Stress caused by diverse stressors, e.g., virus infection, affects multiple cells and tissues and demands action of antistress mechanisms, e.g., the chaperone system (CS). Its chief components are the molecular chaperones, which are cytoprotective but, if abnormal in structure, function, location, and/or concentration, may cause diseases, the chaperonopathies. Pathogenic viruses need human CS to go through all the steps of their life cycles. Thus, the CS may be pathogenic directly or through viruses, as illustrated here by two members of the CS, the chaperonins Hsp60 and CCT (Chaperonin-Containing TCP-1). Hsp60 can cause inflammation and autoimmune disorders by inducing cells to produce proinflammatory cytokines or because it shares immunogenic-antigenic epitopes with invading pathogens like bacteria and viruses that elicit cross-reactive immune cells and antibodies.
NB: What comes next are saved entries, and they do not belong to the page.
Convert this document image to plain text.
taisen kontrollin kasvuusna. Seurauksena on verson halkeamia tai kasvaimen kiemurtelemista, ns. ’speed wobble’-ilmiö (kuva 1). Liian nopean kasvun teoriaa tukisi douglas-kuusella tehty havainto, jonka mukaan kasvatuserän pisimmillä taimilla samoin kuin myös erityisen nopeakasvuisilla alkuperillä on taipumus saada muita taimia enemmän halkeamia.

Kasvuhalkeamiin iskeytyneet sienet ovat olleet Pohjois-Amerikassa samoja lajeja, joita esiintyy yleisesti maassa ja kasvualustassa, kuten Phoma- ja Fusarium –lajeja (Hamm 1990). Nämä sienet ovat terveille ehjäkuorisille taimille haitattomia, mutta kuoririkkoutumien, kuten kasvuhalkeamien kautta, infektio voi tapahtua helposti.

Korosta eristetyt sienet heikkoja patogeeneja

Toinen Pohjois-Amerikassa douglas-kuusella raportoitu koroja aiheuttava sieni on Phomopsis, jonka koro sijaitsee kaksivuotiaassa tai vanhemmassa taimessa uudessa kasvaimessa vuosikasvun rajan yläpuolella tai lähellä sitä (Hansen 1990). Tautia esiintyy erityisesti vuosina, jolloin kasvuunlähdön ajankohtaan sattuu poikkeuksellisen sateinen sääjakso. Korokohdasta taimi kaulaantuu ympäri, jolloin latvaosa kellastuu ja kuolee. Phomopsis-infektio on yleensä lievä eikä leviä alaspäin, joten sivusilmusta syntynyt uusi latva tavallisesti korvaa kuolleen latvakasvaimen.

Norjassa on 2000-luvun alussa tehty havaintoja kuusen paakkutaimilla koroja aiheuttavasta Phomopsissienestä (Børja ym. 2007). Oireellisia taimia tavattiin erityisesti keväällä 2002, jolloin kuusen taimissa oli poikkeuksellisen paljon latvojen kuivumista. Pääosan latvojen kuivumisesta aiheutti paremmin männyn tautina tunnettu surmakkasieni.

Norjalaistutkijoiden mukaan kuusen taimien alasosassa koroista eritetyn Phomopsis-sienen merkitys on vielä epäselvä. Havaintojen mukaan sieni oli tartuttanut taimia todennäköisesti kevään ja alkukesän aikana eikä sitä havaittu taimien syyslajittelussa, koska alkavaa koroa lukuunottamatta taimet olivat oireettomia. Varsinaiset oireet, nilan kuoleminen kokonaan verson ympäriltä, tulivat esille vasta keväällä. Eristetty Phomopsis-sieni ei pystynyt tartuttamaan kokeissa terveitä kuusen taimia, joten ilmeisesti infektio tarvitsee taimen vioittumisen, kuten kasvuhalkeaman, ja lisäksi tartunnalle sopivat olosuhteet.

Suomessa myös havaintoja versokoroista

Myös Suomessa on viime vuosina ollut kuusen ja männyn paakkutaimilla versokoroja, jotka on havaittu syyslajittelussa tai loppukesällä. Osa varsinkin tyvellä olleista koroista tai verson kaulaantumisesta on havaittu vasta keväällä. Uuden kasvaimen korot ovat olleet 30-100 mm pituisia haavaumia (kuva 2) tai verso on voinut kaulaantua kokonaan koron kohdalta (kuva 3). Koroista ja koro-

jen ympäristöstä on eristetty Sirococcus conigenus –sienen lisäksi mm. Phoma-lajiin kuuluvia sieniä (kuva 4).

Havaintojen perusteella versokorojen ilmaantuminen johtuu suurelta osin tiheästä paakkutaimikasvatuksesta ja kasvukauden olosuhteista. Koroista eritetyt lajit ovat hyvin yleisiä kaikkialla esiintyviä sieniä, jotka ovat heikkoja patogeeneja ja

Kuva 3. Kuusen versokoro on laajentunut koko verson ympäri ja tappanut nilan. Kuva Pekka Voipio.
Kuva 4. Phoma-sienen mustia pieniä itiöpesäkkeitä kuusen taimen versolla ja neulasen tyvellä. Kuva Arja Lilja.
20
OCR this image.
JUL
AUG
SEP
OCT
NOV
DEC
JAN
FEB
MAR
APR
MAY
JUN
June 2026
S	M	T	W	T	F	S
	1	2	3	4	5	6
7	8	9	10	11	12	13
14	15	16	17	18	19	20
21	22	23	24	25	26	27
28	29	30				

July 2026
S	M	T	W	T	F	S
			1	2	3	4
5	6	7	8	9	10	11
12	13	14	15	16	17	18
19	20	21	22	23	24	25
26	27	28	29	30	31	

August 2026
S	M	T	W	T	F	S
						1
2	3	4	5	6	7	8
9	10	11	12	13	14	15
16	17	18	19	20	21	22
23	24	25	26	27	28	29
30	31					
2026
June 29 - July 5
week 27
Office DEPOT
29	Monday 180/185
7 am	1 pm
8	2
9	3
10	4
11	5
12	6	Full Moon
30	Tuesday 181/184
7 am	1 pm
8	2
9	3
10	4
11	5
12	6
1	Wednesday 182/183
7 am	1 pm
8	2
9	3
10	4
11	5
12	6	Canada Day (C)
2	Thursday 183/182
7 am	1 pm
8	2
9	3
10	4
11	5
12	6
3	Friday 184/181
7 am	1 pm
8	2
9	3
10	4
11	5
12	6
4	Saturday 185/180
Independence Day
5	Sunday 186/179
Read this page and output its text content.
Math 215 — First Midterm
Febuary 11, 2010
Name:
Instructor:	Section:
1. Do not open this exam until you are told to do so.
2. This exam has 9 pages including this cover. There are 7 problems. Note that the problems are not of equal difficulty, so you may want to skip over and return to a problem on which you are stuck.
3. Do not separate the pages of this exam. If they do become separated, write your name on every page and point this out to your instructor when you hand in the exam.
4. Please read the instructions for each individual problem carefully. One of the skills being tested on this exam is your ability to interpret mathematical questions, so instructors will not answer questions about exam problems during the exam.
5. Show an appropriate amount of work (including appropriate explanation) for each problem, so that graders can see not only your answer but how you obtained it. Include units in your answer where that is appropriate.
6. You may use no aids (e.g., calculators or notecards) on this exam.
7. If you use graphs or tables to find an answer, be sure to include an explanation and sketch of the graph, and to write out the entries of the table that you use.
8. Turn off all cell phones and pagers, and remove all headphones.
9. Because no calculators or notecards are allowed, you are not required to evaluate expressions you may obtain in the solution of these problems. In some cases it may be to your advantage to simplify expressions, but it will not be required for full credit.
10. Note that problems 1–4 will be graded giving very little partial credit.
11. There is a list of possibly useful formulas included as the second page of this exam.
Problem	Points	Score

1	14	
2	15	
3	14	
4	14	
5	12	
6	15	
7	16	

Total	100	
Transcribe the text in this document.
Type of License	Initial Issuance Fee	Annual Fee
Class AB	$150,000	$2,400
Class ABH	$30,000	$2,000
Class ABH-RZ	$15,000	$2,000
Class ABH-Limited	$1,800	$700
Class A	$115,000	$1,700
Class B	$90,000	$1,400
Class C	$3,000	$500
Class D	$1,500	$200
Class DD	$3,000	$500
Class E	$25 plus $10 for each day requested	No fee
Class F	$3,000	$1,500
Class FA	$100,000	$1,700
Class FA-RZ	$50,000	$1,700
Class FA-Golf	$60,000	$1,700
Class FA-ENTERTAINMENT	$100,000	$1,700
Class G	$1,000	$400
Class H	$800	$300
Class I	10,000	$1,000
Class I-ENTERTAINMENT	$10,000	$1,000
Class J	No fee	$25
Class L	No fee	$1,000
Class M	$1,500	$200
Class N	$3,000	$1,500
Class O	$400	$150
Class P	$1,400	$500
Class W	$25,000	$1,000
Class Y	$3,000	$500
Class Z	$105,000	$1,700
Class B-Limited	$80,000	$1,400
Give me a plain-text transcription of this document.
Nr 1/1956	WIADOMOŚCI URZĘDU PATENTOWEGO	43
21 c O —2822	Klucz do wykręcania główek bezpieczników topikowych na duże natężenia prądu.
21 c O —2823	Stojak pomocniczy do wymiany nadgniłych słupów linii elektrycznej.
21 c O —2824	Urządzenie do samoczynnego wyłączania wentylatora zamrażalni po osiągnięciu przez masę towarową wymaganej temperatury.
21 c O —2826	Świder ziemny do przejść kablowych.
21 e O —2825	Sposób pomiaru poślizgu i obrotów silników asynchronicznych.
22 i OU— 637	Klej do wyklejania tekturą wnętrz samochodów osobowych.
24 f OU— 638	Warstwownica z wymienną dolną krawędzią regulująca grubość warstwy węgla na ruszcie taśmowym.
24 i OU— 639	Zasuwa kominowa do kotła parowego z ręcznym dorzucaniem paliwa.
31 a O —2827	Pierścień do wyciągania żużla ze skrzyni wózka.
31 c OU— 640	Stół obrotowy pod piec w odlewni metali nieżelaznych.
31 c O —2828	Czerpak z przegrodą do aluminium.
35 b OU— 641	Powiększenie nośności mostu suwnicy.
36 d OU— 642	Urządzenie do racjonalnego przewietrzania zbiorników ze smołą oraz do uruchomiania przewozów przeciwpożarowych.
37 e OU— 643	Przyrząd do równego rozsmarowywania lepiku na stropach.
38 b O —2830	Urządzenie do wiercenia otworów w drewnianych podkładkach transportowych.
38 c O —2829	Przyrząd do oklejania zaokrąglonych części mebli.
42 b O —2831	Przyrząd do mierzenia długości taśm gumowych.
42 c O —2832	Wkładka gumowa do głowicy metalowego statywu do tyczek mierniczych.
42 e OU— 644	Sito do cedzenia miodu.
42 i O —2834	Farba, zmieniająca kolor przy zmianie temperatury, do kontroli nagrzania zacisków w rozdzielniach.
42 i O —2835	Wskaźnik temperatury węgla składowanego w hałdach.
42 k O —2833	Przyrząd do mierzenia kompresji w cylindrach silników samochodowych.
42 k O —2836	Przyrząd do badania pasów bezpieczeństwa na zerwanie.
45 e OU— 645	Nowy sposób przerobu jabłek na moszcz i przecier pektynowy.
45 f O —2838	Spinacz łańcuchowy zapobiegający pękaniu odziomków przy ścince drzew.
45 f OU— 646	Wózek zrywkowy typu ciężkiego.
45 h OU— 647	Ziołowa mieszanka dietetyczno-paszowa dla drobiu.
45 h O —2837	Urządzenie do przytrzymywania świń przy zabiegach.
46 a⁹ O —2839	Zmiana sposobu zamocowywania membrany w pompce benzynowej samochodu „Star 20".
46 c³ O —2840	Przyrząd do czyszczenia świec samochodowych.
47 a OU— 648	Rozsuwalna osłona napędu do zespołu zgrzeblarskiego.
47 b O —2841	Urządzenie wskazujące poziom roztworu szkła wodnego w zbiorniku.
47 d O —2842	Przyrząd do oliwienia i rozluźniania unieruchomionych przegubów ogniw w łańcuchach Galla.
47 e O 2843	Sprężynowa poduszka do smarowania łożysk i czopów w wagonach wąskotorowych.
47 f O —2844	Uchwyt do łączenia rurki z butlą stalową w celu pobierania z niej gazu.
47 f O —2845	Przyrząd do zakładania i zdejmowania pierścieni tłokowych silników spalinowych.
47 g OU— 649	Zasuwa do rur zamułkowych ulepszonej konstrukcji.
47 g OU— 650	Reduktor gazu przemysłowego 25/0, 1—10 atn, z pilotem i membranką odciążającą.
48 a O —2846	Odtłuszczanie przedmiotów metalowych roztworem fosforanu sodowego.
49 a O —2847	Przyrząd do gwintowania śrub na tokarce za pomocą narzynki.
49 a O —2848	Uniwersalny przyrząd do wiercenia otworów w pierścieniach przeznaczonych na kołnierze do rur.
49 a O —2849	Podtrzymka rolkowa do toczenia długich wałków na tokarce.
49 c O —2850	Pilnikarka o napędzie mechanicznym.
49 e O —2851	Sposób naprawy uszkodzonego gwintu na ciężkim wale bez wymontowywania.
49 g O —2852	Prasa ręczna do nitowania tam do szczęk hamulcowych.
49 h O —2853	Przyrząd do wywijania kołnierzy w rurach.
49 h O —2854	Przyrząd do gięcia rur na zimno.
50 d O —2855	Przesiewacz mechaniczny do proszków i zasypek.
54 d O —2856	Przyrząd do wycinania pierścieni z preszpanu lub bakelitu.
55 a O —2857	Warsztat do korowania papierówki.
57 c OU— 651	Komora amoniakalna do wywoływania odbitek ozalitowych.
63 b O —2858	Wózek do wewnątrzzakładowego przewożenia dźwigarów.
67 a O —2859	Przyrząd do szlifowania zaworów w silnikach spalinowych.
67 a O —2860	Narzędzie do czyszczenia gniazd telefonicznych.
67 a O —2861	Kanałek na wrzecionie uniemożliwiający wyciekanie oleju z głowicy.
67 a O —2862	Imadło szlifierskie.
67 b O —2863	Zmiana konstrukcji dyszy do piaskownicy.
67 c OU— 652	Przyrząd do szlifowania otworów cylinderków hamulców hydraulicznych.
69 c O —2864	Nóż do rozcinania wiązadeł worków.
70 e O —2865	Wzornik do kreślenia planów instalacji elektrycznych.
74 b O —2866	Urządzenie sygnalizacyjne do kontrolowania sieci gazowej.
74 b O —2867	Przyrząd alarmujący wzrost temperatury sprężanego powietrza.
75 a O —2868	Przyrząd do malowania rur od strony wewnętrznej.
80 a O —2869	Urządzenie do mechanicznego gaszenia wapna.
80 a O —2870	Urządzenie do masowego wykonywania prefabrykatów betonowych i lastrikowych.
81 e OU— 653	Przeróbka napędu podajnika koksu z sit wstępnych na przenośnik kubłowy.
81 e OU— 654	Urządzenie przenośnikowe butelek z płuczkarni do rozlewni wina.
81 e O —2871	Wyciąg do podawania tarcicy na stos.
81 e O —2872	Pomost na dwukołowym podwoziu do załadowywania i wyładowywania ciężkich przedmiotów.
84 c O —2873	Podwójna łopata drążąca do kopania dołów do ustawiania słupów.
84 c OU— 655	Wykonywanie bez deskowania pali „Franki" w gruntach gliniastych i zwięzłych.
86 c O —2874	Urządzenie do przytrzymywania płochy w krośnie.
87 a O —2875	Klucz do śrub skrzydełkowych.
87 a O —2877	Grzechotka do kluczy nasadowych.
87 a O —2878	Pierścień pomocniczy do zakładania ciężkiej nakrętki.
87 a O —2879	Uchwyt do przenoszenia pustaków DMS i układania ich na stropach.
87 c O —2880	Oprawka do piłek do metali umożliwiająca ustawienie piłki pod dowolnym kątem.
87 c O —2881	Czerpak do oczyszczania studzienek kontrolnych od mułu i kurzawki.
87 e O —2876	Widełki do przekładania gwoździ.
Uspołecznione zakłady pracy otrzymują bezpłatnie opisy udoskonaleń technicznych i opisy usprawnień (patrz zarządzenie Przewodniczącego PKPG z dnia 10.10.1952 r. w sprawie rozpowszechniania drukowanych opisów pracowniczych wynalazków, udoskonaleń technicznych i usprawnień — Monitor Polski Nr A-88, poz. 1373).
CCT is crucial for the life cycle of pathogenic viruses, acting in collaboration with other CS components. Thus, virus-caused pathologies are indirectly caused by the CS. Therapeutic strategies may include suppression of the genes encoding the pathogenic chaperone or blocking/inhibiting the genes' protein products. This negative chaperonotherapy offers hopes to treat chaperonopathies and virus-caused diseases, but the road to success can be predicted to be difficult because of the extreme molecular and functional complexities of the CS.